全米自動車労働組合(UAW)がデトロイト3と労使交渉を開始、メディア報道

(米国)

シカゴ発

2023年07月18日

ロイター(7月12日)によると、全米自動車労働組合(UAW)は自動車大手3社(デトロイト3)のゼネラルモーターズ(GM)、フォード、ステランティス(旧クライスラー)と労使交渉を開始し、13日のステランティス、14日のフォードに続いて、18日にGMとの交渉開始が予定されている。今回の労使交渉は、現行の4年間契約の労働協約が9月14日に期限を迎えることに先立って行われる。

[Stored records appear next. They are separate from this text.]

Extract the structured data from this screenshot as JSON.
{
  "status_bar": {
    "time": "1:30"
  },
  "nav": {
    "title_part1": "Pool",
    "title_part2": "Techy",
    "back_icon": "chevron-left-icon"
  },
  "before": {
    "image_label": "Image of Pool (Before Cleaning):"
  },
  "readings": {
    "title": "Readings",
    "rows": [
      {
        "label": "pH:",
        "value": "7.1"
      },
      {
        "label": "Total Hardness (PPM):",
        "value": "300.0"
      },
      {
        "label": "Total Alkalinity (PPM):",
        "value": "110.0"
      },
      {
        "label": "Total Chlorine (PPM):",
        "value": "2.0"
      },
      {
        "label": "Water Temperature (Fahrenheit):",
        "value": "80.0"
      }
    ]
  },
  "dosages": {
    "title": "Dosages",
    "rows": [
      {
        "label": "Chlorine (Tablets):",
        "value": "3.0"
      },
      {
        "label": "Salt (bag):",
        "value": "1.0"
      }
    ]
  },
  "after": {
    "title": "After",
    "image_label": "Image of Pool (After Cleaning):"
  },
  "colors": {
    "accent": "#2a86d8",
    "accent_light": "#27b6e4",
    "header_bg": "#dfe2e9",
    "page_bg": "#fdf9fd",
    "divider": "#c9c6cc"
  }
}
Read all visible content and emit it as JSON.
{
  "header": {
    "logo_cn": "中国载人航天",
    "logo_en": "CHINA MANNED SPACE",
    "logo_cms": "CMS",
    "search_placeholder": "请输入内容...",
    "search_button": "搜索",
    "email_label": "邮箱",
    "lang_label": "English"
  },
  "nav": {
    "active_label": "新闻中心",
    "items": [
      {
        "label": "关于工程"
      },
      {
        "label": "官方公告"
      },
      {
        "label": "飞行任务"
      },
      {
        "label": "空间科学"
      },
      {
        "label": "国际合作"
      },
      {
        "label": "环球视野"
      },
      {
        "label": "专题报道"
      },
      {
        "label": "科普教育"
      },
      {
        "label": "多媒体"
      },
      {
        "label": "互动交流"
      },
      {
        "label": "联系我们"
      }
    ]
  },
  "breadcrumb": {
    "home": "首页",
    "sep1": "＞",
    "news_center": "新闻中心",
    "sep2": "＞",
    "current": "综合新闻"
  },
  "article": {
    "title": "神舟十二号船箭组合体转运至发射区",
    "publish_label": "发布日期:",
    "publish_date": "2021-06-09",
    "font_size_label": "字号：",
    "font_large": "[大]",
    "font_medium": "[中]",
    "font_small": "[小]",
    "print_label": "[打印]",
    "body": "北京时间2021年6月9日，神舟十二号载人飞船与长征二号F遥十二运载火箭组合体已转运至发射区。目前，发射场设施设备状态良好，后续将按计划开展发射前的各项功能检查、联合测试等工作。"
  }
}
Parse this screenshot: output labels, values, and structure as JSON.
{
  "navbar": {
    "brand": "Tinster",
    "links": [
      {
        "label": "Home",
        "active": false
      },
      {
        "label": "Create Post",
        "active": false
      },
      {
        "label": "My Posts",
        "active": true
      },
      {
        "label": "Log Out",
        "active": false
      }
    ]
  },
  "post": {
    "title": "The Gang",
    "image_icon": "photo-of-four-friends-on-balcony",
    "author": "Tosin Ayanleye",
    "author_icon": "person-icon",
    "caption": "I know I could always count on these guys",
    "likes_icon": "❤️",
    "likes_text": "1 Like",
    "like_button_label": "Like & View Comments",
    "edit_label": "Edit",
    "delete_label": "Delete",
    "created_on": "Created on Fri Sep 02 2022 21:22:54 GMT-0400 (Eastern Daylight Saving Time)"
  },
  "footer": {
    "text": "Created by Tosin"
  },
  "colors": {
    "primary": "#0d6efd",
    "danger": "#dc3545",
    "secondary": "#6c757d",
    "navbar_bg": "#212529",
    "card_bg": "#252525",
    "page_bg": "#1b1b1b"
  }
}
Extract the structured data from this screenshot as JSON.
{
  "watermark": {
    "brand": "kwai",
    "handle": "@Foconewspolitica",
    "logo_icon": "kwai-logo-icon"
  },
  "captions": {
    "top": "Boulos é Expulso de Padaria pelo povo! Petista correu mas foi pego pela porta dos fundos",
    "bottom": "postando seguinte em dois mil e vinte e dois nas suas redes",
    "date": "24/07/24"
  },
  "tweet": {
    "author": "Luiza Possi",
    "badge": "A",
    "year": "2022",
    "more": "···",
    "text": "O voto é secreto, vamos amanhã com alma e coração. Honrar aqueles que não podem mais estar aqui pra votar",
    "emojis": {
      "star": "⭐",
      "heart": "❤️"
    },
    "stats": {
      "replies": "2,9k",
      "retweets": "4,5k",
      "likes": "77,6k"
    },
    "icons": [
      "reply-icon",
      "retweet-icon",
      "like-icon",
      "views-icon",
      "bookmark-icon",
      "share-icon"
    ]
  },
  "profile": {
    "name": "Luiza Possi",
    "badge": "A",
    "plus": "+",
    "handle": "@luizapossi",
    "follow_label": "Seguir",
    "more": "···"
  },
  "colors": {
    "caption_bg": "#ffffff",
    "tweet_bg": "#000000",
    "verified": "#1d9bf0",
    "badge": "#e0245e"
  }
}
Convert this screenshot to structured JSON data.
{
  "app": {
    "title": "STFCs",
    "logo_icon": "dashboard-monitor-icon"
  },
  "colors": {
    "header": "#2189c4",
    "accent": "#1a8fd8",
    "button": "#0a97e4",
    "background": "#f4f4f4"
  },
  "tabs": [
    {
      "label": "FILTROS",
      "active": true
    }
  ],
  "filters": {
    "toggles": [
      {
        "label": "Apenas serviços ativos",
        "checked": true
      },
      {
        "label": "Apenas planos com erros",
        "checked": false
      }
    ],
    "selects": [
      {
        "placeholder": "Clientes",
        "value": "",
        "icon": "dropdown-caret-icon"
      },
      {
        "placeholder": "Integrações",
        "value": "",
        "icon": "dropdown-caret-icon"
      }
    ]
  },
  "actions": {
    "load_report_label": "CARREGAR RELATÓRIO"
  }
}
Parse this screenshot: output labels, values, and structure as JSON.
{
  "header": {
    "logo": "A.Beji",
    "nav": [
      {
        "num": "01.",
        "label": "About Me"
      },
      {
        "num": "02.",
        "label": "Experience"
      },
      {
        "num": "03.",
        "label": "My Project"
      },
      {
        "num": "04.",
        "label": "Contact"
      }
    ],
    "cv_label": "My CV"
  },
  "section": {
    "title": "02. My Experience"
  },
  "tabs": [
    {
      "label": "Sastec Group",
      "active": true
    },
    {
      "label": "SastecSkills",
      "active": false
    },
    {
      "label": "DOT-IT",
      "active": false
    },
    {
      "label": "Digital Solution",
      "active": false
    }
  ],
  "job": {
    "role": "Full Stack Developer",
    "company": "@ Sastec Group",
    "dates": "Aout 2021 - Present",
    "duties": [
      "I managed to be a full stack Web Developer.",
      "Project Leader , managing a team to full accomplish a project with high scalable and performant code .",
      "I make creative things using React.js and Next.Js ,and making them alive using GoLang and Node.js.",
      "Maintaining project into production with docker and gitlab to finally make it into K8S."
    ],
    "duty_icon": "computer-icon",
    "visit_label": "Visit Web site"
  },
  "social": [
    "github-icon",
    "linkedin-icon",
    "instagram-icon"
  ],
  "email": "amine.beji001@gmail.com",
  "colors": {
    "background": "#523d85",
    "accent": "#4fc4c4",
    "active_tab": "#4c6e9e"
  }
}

UAWは主に、従業員を二分する給与体系(注)の廃止、賃金をインフレ率と連動させる生計費調整(Cost of Living Adjustment, COLA)と公正な昇給の回復、電気自動車(EV)への移行に伴う雇用の確保を要求している。UAWのショーン・フェイン会長は6月26日、組合員へ向けたビデオメッセージで、2023年の契約交渉の重要な目標に、COLAの回復を挙げた。COLAは2009年の不況時に自動車メーカー倒産の結果、廃止され現在に至るが、UAWは近年の急激なインフレにより、2019年に獲得した賃上げ分が帳消しになったと主張している。また、フェイン氏は労働者の賃金に関して、バーニー・サンダース上院議員(無所属)など労働組合を支持する議員に働きかけ、EV関連の設備投資で連邦補助金を受けているデトロイト3が、EV用バッテリー工場の労働者に対しより公正な賃金を支払うべきだと主張している。

有識者の中には、今回の労使交渉が合意に至らない場合、ストライキに突入する可能性が高いと見る向きが多いようだ(ロイター7月13日)。

(注)旧給与体系と新給与体系に二分されている給与システムで、新たに雇用された労働者の賃金が低く設定されている。GM、フォード、当時のクライスラーでは、2007年以降に雇用された労働者に対し、新給与体系が適用されている。